Breaking the Quadratic Barrier: RACE demonstrates that it is possible to train Transformers on sequences orders of magnitude longer than currently feasible on commodity hardware without sacrificing accuracy.
Algorithmic vs. Hardware Acceleration: The results highlight that algorithmic improvements (linear complexity) can outperform raw hardware acceleration (GPU kernels) for long sequences.
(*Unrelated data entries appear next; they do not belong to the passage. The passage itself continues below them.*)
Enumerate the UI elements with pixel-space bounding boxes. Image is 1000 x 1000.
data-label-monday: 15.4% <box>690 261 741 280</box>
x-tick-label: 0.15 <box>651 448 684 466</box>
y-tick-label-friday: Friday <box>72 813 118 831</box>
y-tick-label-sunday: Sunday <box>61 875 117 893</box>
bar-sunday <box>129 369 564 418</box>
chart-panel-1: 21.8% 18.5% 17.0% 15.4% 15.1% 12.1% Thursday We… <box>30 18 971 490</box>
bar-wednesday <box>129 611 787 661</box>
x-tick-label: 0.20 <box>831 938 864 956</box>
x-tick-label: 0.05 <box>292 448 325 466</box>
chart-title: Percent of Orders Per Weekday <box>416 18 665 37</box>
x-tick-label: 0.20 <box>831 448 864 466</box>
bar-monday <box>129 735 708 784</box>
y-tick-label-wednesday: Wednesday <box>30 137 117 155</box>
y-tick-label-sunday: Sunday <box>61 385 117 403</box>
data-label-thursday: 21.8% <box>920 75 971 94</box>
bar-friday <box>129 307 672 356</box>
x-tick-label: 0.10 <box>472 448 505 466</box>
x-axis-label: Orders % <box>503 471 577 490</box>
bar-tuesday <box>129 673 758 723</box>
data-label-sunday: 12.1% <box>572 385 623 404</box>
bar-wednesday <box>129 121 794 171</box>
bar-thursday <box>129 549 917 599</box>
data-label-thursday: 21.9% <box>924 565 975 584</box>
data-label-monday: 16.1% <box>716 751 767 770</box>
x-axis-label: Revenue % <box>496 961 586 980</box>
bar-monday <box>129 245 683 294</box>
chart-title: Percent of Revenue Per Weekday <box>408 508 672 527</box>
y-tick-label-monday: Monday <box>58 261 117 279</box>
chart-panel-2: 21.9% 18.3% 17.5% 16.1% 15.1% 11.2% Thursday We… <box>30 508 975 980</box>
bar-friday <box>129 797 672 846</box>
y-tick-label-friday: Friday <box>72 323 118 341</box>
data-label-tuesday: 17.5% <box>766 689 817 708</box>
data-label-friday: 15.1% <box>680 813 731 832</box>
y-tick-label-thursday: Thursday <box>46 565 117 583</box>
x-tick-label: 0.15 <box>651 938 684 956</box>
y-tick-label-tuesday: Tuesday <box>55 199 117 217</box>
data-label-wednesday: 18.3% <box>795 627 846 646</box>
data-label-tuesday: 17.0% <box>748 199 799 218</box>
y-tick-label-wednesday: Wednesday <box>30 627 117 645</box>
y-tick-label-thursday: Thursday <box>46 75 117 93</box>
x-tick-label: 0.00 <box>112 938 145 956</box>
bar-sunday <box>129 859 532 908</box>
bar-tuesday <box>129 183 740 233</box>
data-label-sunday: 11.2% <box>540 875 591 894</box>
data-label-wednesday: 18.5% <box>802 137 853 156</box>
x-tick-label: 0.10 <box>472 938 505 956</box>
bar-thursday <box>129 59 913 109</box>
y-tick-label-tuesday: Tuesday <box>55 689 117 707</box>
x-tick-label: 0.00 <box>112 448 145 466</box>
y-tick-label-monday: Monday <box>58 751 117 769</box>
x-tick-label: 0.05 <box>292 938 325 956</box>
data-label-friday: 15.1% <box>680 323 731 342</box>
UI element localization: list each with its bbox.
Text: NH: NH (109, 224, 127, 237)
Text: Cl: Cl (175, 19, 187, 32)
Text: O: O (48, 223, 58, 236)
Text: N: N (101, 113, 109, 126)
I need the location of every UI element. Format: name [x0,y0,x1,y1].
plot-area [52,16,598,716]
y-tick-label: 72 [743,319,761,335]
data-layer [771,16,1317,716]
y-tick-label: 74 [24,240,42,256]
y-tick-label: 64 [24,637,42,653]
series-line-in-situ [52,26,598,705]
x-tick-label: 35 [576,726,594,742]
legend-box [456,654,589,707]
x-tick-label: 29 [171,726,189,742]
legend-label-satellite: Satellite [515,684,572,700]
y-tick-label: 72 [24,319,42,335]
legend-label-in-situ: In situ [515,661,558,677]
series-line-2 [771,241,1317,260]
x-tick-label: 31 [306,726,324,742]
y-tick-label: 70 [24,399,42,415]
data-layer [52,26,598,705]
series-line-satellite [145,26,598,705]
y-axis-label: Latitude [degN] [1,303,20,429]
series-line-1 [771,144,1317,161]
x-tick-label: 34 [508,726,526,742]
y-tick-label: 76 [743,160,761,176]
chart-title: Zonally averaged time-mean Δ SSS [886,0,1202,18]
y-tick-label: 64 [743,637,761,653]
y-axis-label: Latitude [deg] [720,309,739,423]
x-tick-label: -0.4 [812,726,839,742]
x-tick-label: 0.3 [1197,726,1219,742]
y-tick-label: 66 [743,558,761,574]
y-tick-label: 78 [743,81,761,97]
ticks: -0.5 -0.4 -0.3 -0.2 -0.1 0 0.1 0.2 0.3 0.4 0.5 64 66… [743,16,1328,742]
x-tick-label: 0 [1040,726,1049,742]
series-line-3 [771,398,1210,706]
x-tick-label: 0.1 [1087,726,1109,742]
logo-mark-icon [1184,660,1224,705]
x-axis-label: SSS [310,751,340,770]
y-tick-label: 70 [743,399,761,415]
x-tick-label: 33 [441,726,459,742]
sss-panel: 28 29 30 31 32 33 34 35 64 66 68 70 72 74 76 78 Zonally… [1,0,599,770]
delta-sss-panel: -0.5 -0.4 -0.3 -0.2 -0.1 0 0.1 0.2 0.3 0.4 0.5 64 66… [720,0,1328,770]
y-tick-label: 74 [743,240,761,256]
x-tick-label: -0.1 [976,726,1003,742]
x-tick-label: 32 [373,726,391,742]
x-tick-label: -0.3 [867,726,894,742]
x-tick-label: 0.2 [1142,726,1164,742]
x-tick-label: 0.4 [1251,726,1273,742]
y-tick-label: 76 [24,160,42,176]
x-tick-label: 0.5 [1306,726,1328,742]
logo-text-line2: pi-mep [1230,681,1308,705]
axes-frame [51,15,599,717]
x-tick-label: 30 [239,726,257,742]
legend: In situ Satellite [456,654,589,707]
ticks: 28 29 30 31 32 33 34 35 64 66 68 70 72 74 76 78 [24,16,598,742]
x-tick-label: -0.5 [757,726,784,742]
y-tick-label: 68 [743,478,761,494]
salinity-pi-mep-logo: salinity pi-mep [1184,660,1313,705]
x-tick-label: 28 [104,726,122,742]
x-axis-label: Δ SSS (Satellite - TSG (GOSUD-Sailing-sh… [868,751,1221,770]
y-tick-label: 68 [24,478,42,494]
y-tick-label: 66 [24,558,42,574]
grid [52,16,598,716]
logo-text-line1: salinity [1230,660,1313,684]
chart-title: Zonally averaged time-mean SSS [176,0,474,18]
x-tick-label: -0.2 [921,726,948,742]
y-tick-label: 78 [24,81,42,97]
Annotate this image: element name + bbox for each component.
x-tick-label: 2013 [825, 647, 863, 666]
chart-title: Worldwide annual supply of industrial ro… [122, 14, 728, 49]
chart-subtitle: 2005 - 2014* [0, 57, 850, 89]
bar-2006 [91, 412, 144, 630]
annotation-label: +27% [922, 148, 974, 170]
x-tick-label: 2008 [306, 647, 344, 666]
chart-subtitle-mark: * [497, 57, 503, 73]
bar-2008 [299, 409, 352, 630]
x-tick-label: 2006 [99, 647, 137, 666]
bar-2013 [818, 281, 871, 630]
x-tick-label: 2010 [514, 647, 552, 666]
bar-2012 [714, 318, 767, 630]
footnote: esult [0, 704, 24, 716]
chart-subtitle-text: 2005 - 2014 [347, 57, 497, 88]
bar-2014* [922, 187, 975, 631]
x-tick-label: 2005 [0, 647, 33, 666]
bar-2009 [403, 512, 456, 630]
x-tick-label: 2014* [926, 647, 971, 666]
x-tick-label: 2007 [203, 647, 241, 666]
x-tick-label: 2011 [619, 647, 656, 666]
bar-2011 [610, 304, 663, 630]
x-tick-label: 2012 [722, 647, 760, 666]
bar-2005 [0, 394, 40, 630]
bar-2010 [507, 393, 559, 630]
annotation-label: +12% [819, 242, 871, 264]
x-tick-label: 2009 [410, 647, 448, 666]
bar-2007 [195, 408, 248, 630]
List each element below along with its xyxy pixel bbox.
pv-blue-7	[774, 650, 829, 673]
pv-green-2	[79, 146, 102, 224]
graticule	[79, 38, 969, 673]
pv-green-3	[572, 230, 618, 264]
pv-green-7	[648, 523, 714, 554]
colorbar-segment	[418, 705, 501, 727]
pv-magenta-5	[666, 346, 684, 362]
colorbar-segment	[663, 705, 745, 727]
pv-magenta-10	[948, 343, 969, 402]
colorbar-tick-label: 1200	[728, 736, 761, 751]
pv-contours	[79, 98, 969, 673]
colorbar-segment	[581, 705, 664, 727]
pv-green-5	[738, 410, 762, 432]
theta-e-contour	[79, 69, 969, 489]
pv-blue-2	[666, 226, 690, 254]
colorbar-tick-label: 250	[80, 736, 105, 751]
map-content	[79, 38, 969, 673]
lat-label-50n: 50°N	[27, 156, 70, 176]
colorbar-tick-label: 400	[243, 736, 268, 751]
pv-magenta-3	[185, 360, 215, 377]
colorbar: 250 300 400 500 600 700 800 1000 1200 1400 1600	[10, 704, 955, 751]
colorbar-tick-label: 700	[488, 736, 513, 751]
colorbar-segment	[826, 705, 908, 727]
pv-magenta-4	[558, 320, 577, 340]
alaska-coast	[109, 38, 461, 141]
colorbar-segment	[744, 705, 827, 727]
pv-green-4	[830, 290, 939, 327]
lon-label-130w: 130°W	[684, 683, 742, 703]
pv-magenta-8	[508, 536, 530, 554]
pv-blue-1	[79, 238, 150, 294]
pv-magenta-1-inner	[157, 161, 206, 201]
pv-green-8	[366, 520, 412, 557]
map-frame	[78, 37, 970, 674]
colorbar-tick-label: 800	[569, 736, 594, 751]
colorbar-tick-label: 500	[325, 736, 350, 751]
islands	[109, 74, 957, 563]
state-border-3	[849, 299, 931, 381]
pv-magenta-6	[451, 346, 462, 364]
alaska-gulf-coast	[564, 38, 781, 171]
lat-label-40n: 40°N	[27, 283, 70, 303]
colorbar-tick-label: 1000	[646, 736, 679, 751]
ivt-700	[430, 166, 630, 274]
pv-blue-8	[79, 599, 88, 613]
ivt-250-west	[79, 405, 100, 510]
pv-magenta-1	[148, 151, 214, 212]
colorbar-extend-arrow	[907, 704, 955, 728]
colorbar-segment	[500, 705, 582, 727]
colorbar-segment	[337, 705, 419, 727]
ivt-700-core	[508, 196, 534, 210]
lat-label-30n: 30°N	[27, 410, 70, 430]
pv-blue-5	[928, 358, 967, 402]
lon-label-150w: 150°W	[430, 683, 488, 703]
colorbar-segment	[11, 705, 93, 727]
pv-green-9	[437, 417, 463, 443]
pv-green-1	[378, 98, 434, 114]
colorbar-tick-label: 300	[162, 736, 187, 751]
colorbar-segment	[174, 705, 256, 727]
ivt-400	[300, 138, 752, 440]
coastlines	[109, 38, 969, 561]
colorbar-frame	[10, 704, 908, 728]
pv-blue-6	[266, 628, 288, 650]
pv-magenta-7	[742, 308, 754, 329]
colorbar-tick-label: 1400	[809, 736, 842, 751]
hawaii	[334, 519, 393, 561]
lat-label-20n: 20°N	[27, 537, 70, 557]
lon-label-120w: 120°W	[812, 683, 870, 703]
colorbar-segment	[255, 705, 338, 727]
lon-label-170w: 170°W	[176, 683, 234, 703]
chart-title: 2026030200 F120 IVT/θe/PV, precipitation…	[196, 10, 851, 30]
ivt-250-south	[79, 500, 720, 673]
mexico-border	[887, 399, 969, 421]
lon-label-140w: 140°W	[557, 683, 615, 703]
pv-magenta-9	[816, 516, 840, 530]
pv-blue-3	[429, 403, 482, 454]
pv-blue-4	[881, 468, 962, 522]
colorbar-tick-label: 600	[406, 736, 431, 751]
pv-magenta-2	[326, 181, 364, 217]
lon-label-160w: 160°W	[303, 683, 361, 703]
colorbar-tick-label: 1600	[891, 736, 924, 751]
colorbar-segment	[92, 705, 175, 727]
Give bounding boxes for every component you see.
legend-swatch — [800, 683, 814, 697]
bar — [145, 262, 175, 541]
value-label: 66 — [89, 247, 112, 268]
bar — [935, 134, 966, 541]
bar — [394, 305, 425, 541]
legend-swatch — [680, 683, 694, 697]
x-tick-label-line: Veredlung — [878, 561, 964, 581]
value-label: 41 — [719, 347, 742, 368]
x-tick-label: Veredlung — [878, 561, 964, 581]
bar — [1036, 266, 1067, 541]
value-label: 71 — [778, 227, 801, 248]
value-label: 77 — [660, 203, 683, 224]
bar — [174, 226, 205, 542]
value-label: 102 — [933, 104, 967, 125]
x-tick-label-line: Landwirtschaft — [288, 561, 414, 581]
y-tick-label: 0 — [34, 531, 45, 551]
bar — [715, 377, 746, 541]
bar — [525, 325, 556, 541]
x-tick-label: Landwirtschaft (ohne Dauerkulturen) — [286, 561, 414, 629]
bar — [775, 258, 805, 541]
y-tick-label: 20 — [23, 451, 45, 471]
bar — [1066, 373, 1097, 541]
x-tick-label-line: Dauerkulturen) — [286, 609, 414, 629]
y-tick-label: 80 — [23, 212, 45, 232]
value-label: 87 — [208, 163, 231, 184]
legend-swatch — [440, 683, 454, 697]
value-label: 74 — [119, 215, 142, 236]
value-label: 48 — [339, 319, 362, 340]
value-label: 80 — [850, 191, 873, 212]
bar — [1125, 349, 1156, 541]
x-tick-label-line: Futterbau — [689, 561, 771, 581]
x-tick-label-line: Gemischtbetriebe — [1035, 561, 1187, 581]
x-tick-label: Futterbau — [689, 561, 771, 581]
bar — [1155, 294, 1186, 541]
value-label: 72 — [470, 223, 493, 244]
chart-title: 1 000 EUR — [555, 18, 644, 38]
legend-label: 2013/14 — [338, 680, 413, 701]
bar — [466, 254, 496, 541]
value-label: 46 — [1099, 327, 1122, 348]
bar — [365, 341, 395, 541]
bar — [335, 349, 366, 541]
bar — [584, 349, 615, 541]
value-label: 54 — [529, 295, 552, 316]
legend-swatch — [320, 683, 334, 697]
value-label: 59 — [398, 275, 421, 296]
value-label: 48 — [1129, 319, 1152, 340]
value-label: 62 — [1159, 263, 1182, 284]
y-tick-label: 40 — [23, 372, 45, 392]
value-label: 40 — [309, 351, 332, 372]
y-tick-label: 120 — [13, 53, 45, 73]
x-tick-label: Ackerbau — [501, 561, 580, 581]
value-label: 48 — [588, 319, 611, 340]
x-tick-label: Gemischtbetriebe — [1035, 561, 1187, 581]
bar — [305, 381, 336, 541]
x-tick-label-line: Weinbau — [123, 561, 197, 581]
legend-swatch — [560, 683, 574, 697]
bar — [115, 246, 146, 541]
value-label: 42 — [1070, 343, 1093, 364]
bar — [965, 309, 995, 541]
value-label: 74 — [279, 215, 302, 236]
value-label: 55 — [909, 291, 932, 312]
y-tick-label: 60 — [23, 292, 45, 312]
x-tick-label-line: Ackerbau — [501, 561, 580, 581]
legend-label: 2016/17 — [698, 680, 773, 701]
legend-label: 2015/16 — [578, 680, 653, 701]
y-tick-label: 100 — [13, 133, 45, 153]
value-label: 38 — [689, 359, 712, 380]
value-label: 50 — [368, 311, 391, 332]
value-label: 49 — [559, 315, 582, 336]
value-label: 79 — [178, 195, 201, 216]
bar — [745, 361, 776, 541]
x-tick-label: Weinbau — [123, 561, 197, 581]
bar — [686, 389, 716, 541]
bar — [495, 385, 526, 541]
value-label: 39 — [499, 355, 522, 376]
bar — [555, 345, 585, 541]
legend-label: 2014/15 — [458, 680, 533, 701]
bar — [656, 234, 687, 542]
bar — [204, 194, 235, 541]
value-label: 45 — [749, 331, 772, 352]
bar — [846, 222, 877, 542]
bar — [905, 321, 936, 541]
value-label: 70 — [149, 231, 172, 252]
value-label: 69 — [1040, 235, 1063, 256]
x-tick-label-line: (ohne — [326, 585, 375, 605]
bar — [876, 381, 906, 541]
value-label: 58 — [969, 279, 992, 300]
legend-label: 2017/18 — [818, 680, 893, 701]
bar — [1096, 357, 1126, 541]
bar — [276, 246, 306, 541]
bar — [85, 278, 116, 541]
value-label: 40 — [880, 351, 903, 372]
RACE on a single CPU outperformed FlashAttention on a top-tier GPU for sequences >4M tokens.
Practical Deployment: By reducing memory footprints and enabling long-context training on standard hardware, RACE opens the door for applications requiring multi-document reasoning, long-form code generation, and full-book analysis that were previously inaccessible.
Future Directions: The paper suggests that RACE's sketching mechanism offers a clear path for optimized key-value caching during inference, potentially revolutionizing how long-context LLMs are deployed.

In summary, RACE Attention provides a theoretically grounded, strictly linear-time mechanism that overcomes the quadratic limitations of Softmax, enabling the training of models on context windows of tens of millions of tokens with state-of-the-art accuracy.